* consistent_alloc() revisited
@ 2002-07-16 2:13 David Gibson
2002-07-16 14:09 ` Dan Malek
2002-07-20 15:22 ` Benjamin Herrenschmidt
0 siblings, 2 replies; 11+ messages in thread
From: David Gibson @ 2002-07-16 2:13 UTC (permalink / raw)
To: linuxppc-embedded
[-- Attachment #1: Type: text/plain, Size: 3111 bytes --]
A little while back Tom Rini suggested that we implement the various
tricks ARM uses in its version of consistent_alloc() in our version.
I've made a start on that, but there are some complications.

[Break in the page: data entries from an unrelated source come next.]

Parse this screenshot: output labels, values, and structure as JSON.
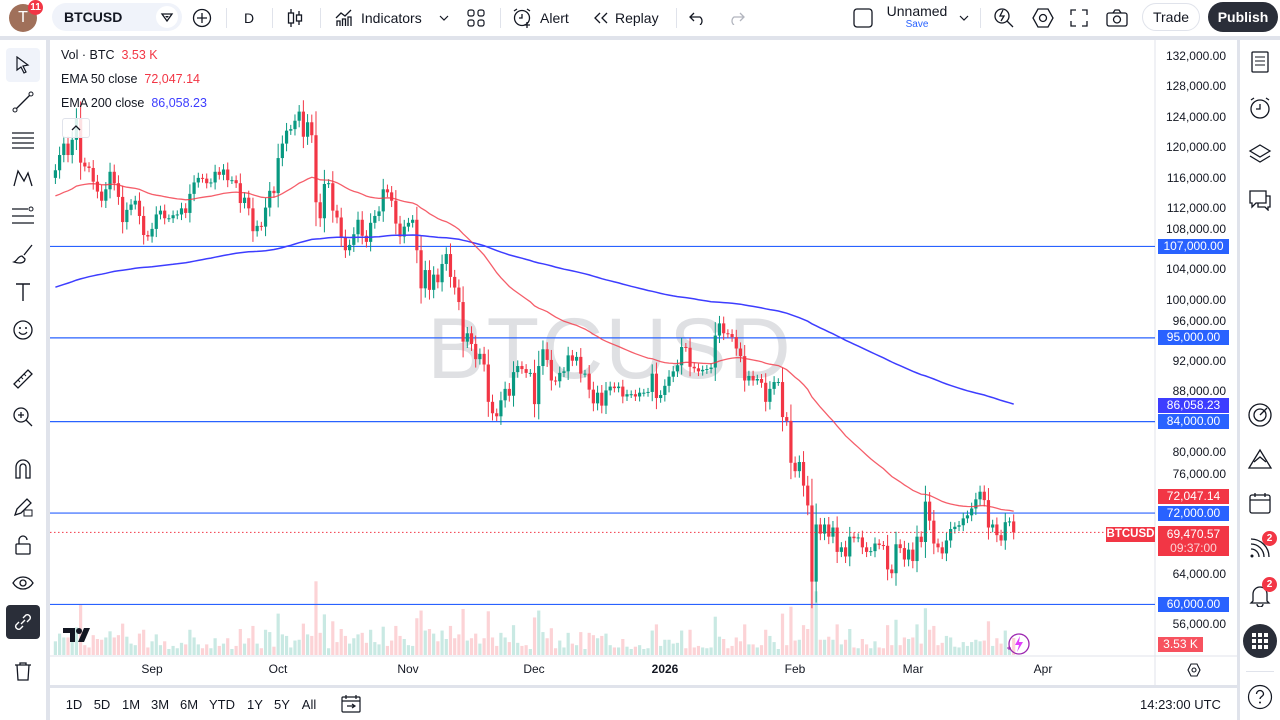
{
  "topbar": {
    "avatar_letter": "T",
    "avatar_badge": "11",
    "symbol": "BTCUSD",
    "interval": "D",
    "indicators_label": "Indicators",
    "alert_label": "Alert",
    "replay_label": "Replay",
    "layout_name": "Unnamed",
    "layout_save": "Save",
    "trade_label": "Trade",
    "publish_label": "Publish"
  },
  "legend": {
    "vol_label": "Vol · BTC",
    "vol_value": "3.53 K",
    "ema50_label": "EMA 50 close",
    "ema50_value": "72,047.14",
    "ema200_label": "EMA 200 close",
    "ema200_value": "86,058.23"
  },
  "watermark": "BTCUSD",
  "colors": {
    "up": "#089981",
    "down": "#f23645",
    "ema50": "#f23645",
    "ema200": "#3d3dff",
    "hline": "#2962ff",
    "accent": "#2962ff"
  },
  "price_axis": {
    "ticks": [
      "132,000.00",
      "128,000.00",
      "124,000.00",
      "120,000.00",
      "116,000.00",
      "112,000.00",
      "108,000.00",
      "104,000.00",
      "100,000.00",
      "96,000.00",
      "92,000.00",
      "88,000.00",
      "80,000.00",
      "76,000.00",
      "64,000.00",
      "56,000.00"
    ],
    "tick_values": [
      132000,
      128000,
      124000,
      120000,
      116000,
      112000,
      108000,
      104000,
      100000,
      96000,
      92000,
      88000,
      80000,
      76000,
      64000,
      56000
    ],
    "horizontal_lines": [
      {
        "value": 107000,
        "label": "107,000.00"
      },
      {
        "value": 95000,
        "label": "95,000.00"
      },
      {
        "value": 84000,
        "label": "84,000.00"
      },
      {
        "value": 72000,
        "label": "72,000.00"
      },
      {
        "value": 60000,
        "label": "60,000.00"
      }
    ],
    "ema50_label": "72,047.14",
    "ema200_label": "86,058.23",
    "last_price": 69470.57,
    "last_price_label": "69,470.57",
    "countdown": "09:37:00",
    "symbol_tag": "BTCUSD",
    "volume_label": "3.53 K"
  },
  "time_axis": {
    "labels": [
      "Sep",
      "Oct",
      "Nov",
      "Dec",
      "2026",
      "Feb",
      "Mar",
      "Apr"
    ]
  },
  "candles": {
    "closes": [
      117000,
      119000,
      120500,
      119000,
      121000,
      123800,
      118000,
      117500,
      117300,
      115500,
      114200,
      113000,
      114500,
      116800,
      115300,
      113500,
      110200,
      111800,
      112500,
      113000,
      111000,
      108500,
      108300,
      109300,
      111200,
      111700,
      110700,
      110700,
      111100,
      111200,
      112000,
      111400,
      113900,
      115400,
      116000,
      115900,
      115300,
      115400,
      116800,
      116400,
      117100,
      115700,
      115700,
      115300,
      112700,
      113400,
      112000,
      109000,
      109700,
      109600,
      112100,
      114300,
      114000,
      118600,
      120500,
      122200,
      122400,
      123500,
      124700,
      121400,
      123300,
      121600,
      112800,
      110700,
      115200,
      115300,
      111700,
      110800,
      108200,
      106500,
      107200,
      108600,
      110500,
      108400,
      107600,
      110100,
      111000,
      111600,
      114500,
      114100,
      113000,
      110000,
      108300,
      109600,
      110100,
      110500,
      106500,
      101500,
      103900,
      101300,
      103300,
      102300,
      104700,
      106000,
      103000,
      101600,
      99700,
      94500,
      95600,
      94200,
      92200,
      92900,
      91500,
      86600,
      85100,
      84700,
      86800,
      88300,
      87400,
      90500,
      91300,
      90900,
      90400,
      90400,
      86300,
      91300,
      93500,
      92100,
      89400,
      89300,
      90400,
      90600,
      92700,
      92000,
      92500,
      90300,
      90300,
      88200,
      86400,
      87800,
      86100,
      88100,
      88600,
      88400,
      88600,
      87300,
      87600,
      87600,
      87300,
      87800,
      87800,
      87900,
      90300,
      87100,
      87500,
      88700,
      89900,
      90600,
      91400,
      93800,
      93700,
      91200,
      91000,
      90600,
      90800,
      90900,
      91100,
      95300,
      96900,
      95600,
      95500,
      95100,
      93600,
      92600,
      89400,
      90000,
      89400,
      89600,
      89100,
      86600,
      88300,
      89200,
      89200,
      84600,
      84100,
      78600,
      77500,
      78700,
      75600,
      73000,
      63000,
      70500,
      69300,
      70500,
      68900,
      70100,
      66900,
      67500,
      66300,
      68900,
      68700,
      68800,
      67500,
      66900,
      67000,
      68000,
      67800,
      67700,
      64600,
      64100,
      67900,
      67400,
      65900,
      67200,
      65700,
      68900,
      68200,
      73500,
      71000,
      68000,
      67500,
      66700,
      68400,
      69900,
      70200,
      70400,
      71300,
      71700,
      72600,
      73800,
      74800,
      73700,
      70100,
      70500,
      69100,
      68400,
      70800,
      70900,
      69470
    ]
  },
  "range_buttons": [
    "1D",
    "5D",
    "1M",
    "3M",
    "6M",
    "YTD",
    "1Y",
    "5Y",
    "All"
  ],
  "clock": "14:23:00 UTC",
  "right_badges": {
    "news": "2",
    "alerts": "2"
  }
}
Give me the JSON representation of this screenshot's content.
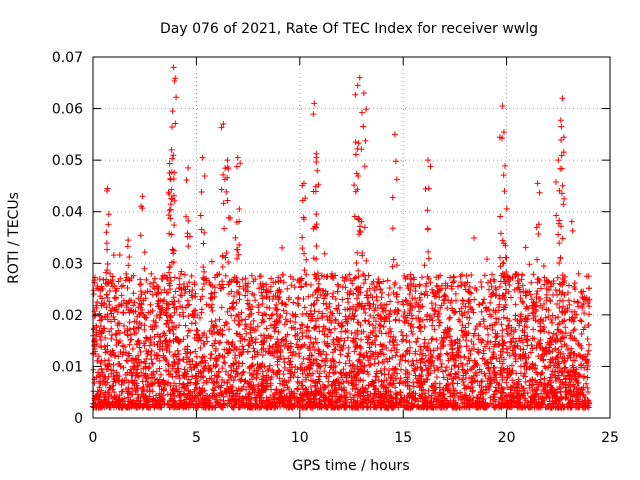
{
  "chart_data": {
    "type": "scatter",
    "title": "Day 076 of 2021, Rate Of TEC Index for receiver wwlg",
    "xlabel": "GPS time / hours",
    "ylabel": "ROTI / TECUs",
    "xlim": [
      0,
      25
    ],
    "ylim": [
      0,
      0.07
    ],
    "x_ticks": [
      0,
      5,
      10,
      15,
      20,
      25
    ],
    "y_ticks": [
      0,
      0.01,
      0.02,
      0.03,
      0.04,
      0.05,
      0.06,
      0.07
    ],
    "x_tick_labels": [
      "0",
      "5",
      "10",
      "15",
      "20",
      "25"
    ],
    "y_tick_labels": [
      "0",
      "0.01",
      "0.02",
      "0.03",
      "0.04",
      "0.05",
      "0.06",
      "0.07"
    ],
    "grid": true,
    "marker": "+",
    "color": "#ff0000",
    "series": [
      {
        "name": "ROTI",
        "x_range": [
          0,
          24
        ],
        "n_points": 4800,
        "baseline_range": [
          0.002,
          0.028
        ],
        "spikes": [
          {
            "x": 0.7,
            "y": 0.0445
          },
          {
            "x": 1.7,
            "y": 0.0345
          },
          {
            "x": 2.4,
            "y": 0.043
          },
          {
            "x": 3.7,
            "y": 0.0475
          },
          {
            "x": 3.8,
            "y": 0.052
          },
          {
            "x": 3.85,
            "y": 0.0595
          },
          {
            "x": 3.9,
            "y": 0.068
          },
          {
            "x": 4.6,
            "y": 0.0485
          },
          {
            "x": 5.3,
            "y": 0.0505
          },
          {
            "x": 6.3,
            "y": 0.057
          },
          {
            "x": 6.5,
            "y": 0.05
          },
          {
            "x": 7.0,
            "y": 0.0505
          },
          {
            "x": 10.2,
            "y": 0.0455
          },
          {
            "x": 10.7,
            "y": 0.061
          },
          {
            "x": 10.8,
            "y": 0.0505
          },
          {
            "x": 12.7,
            "y": 0.0535
          },
          {
            "x": 12.8,
            "y": 0.0645
          },
          {
            "x": 12.9,
            "y": 0.066
          },
          {
            "x": 13.1,
            "y": 0.063
          },
          {
            "x": 14.6,
            "y": 0.055
          },
          {
            "x": 16.2,
            "y": 0.05
          },
          {
            "x": 19.8,
            "y": 0.0605
          },
          {
            "x": 19.9,
            "y": 0.044
          },
          {
            "x": 21.5,
            "y": 0.0455
          },
          {
            "x": 22.5,
            "y": 0.05
          },
          {
            "x": 22.65,
            "y": 0.0565
          },
          {
            "x": 22.7,
            "y": 0.062
          }
        ]
      }
    ]
  }
}
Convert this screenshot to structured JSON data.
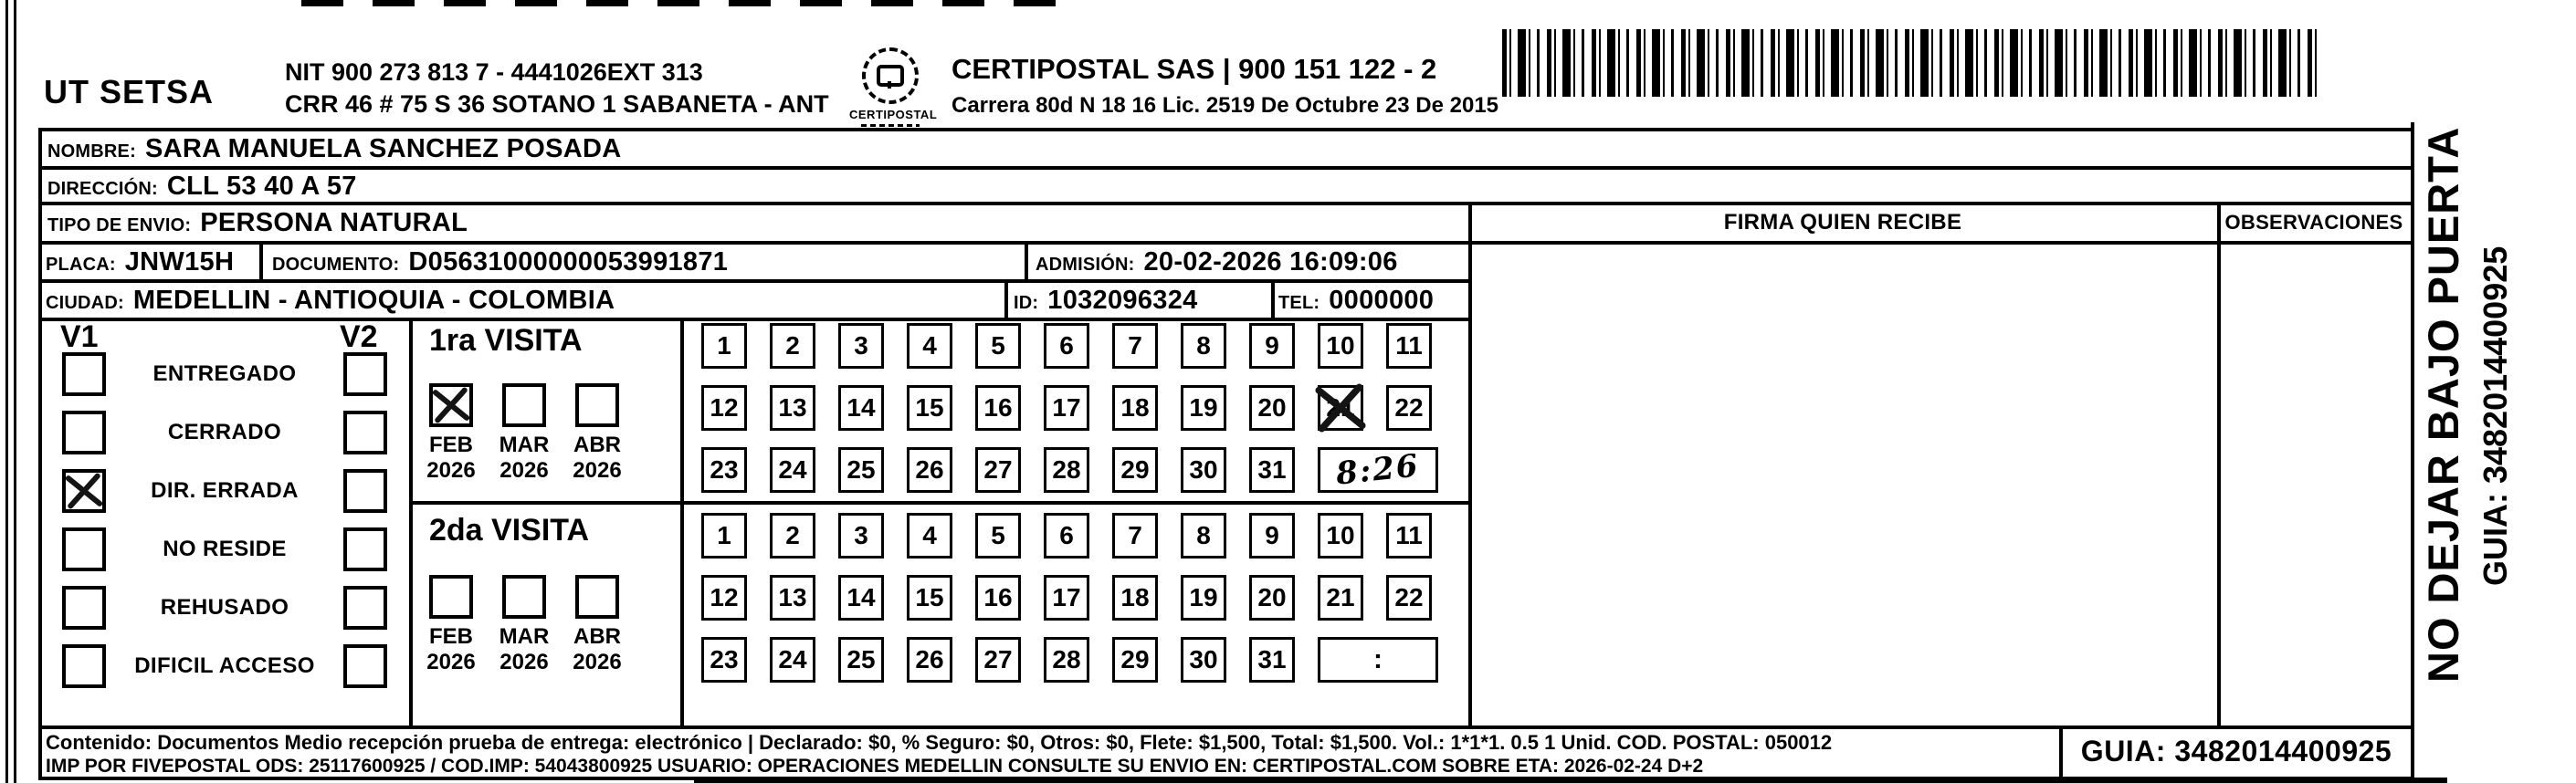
{
  "header": {
    "company": "UT SETSA",
    "nit_line1": "NIT 900 273 813 7 - 4441026EXT 313",
    "nit_line2": "CRR 46 # 75 S 36 SOTANO 1 SABANETA - ANT",
    "logo_text": "CERTIPOSTAL",
    "certipostal_line1": "CERTIPOSTAL SAS | 900 151 122 - 2",
    "certipostal_line2": "Carrera 80d N 18 16  Lic. 2519 De Octubre 23 De 2015"
  },
  "form": {
    "nombre_label": "NOMBRE:",
    "nombre": "SARA MANUELA SANCHEZ POSADA",
    "direccion_label": "DIRECCIÓN:",
    "direccion": "CLL 53 40 A 57",
    "tipo_label": "TIPO DE ENVIO:",
    "tipo": "PERSONA NATURAL",
    "placa_label": "PLACA:",
    "placa": "JNW15H",
    "documento_label": "DOCUMENTO:",
    "documento": "D05631000000053991871",
    "admision_label": "ADMISIÓN:",
    "admision": "20-02-2026 16:09:06",
    "ciudad_label": "CIUDAD:",
    "ciudad": "MEDELLIN - ANTIOQUIA - COLOMBIA",
    "id_label": "ID:",
    "id": "1032096324",
    "tel_label": "TEL:",
    "tel": "0000000"
  },
  "status": {
    "v1_header": "V1",
    "v2_header": "V2",
    "options": [
      {
        "label": "ENTREGADO",
        "v1": false,
        "v2": false
      },
      {
        "label": "CERRADO",
        "v1": false,
        "v2": false
      },
      {
        "label": "DIR. ERRADA",
        "v1": true,
        "v2": false
      },
      {
        "label": "NO RESIDE",
        "v1": false,
        "v2": false
      },
      {
        "label": "REHUSADO",
        "v1": false,
        "v2": false
      },
      {
        "label": "DIFICIL ACCESO",
        "v1": false,
        "v2": false
      }
    ]
  },
  "visits": {
    "first": {
      "title": "1ra VISITA",
      "months": [
        {
          "name": "FEB",
          "year": "2026",
          "checked": true
        },
        {
          "name": "MAR",
          "year": "2026",
          "checked": false
        },
        {
          "name": "ABR",
          "year": "2026",
          "checked": false
        }
      ],
      "day_rows": [
        [
          "1",
          "2",
          "3",
          "4",
          "5",
          "6",
          "7",
          "8",
          "9",
          "10",
          "11"
        ],
        [
          "12",
          "13",
          "14",
          "15",
          "16",
          "17",
          "18",
          "19",
          "20",
          "21",
          "22"
        ],
        [
          "23",
          "24",
          "25",
          "26",
          "27",
          "28",
          "29",
          "30",
          "31"
        ]
      ],
      "crossed_day": "21",
      "time_handwritten": "8:26"
    },
    "second": {
      "title": "2da VISITA",
      "months": [
        {
          "name": "FEB",
          "year": "2026",
          "checked": false
        },
        {
          "name": "MAR",
          "year": "2026",
          "checked": false
        },
        {
          "name": "ABR",
          "year": "2026",
          "checked": false
        }
      ],
      "day_rows": [
        [
          "1",
          "2",
          "3",
          "4",
          "5",
          "6",
          "7",
          "8",
          "9",
          "10",
          "11"
        ],
        [
          "12",
          "13",
          "14",
          "15",
          "16",
          "17",
          "18",
          "19",
          "20",
          "21",
          "22"
        ],
        [
          "23",
          "24",
          "25",
          "26",
          "27",
          "28",
          "29",
          "30",
          "31"
        ]
      ],
      "crossed_day": "",
      "time_printed": ":"
    }
  },
  "signature": {
    "firma_header": "FIRMA QUIEN RECIBE",
    "observaciones_header": "OBSERVACIONES"
  },
  "side": {
    "warning": "NO DEJAR BAJO PUERTA",
    "guia": "GUIA: 3482014400925"
  },
  "footer": {
    "line1": "Contenido: Documentos Medio recepción prueba de entrega: electrónico | Declarado: $0, % Seguro: $0, Otros: $0, Flete: $1,500, Total: $1,500. Vol.: 1*1*1. 0.5  1 Unid. COD. POSTAL: 050012",
    "line2": "IMP POR FIVEPOSTAL ODS: 25117600925 / COD.IMP: 54043800925 USUARIO: OPERACIONES MEDELLIN CONSULTE SU ENVIO EN: CERTIPOSTAL.COM SOBRE ETA: 2026-02-24 D+2",
    "guia": "GUIA: 3482014400925"
  }
}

There are basically two things that ARM does and we don't:
1. Frees unused pages in the allocation, if the requested size
isn't a power of two pages
2. Marks the pages Reserved
In addition, the following seem to me like desirable (to a greater or
lesser extent) properties for consistent_alloc():
a. one of the return values can be used as a single "handle"
so that consistent_free() only needs one parameter.
b. works on both cache coherent and non cache coherent
machines
c. be able to use highmem pages
(1) is certainly desirable and the attached patch implements it (for
2.5). I think the patch may also correct some potential bugs in the
current implementation - I'm not 100% convinced the current
implementation can't leak memory if map_page() fails at the wrong
time. I'll commit this if no-one has objections.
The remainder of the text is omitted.